Donnerstag, 19. September 2013

Kulturportfolio - 4 Die Frau in der Literatur des 19. Jahrhunderts



4 Die Frau in der Literatur des 19. Jahrhunderts

Die beiden Werke „Romeo und Julia auf dem Dorfe“ von Gottfried Keller und „Immensee“ von Theodor Storm erscheinen in der literarischen Epoche des Realismus. Diese Zeitspanne erstreckt sich von 1848 bis 1890 und erscheint in der Geschichte auch oft unter den Namen „bürgerlicher Realismus“ oder „poetischer Realismus“. Die Merkmale der literarischen Werke lassen sich kurz zusammenfassen: Die Handlung der Erzählungen oder Dramen geschieht nicht mehr im Rahmen eines Märchens oder erfundener Scheinwelten, sondern spielen in realen Umgebungen, mit realen Geschehnissen und Figuren.
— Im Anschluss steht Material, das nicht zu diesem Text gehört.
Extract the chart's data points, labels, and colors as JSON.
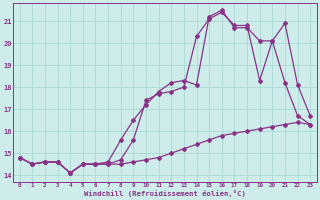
{
  "xlabel": "Windchill (Refroidissement éolien,°C)",
  "background_color": "#ceecea",
  "grid_color": "#aad8d5",
  "line_color": "#883388",
  "xlim": [
    -0.5,
    23.5
  ],
  "ylim": [
    13.7,
    21.8
  ],
  "xticks": [
    0,
    1,
    2,
    3,
    4,
    5,
    6,
    7,
    8,
    9,
    10,
    11,
    12,
    13,
    14,
    15,
    16,
    17,
    18,
    19,
    20,
    21,
    22,
    23
  ],
  "yticks": [
    14,
    15,
    16,
    17,
    18,
    19,
    20,
    21
  ],
  "line1_y": [
    14.8,
    14.5,
    14.6,
    14.6,
    14.1,
    14.5,
    14.5,
    14.5,
    14.5,
    14.6,
    14.7,
    14.8,
    15.0,
    15.2,
    15.4,
    15.6,
    15.8,
    15.9,
    16.0,
    16.1,
    16.2,
    16.3,
    16.4,
    16.3
  ],
  "line2_y": [
    14.8,
    14.5,
    14.6,
    14.6,
    14.1,
    14.5,
    14.5,
    14.5,
    14.7,
    15.6,
    17.4,
    17.7,
    17.8,
    18.0,
    20.3,
    21.1,
    21.4,
    20.8,
    20.8,
    18.3,
    20.1,
    18.2,
    16.7,
    16.3
  ],
  "line3_y": [
    14.8,
    14.5,
    14.6,
    14.6,
    14.1,
    14.5,
    14.5,
    14.6,
    15.6,
    16.5,
    17.2,
    17.8,
    18.2,
    18.3,
    18.1,
    21.2,
    21.5,
    20.7,
    20.7,
    20.1,
    20.1,
    20.9,
    18.1,
    16.7
  ],
  "marker": "D",
  "markersize": 2.0,
  "linewidth": 0.9
}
Der Erzähler selbst bleibt im Verborgenen und soll vom Publikum auch nicht erkannt werden. Die Industrialisierung und die damit zusammenhängende Arbeiterbewegung rücken in vielen Werken in den Mittelpunkt der Ereignisse. Einige Autoren nehmen sich im Laufe der Zeit auch der Rolle der Frau der damaligen Zeit an.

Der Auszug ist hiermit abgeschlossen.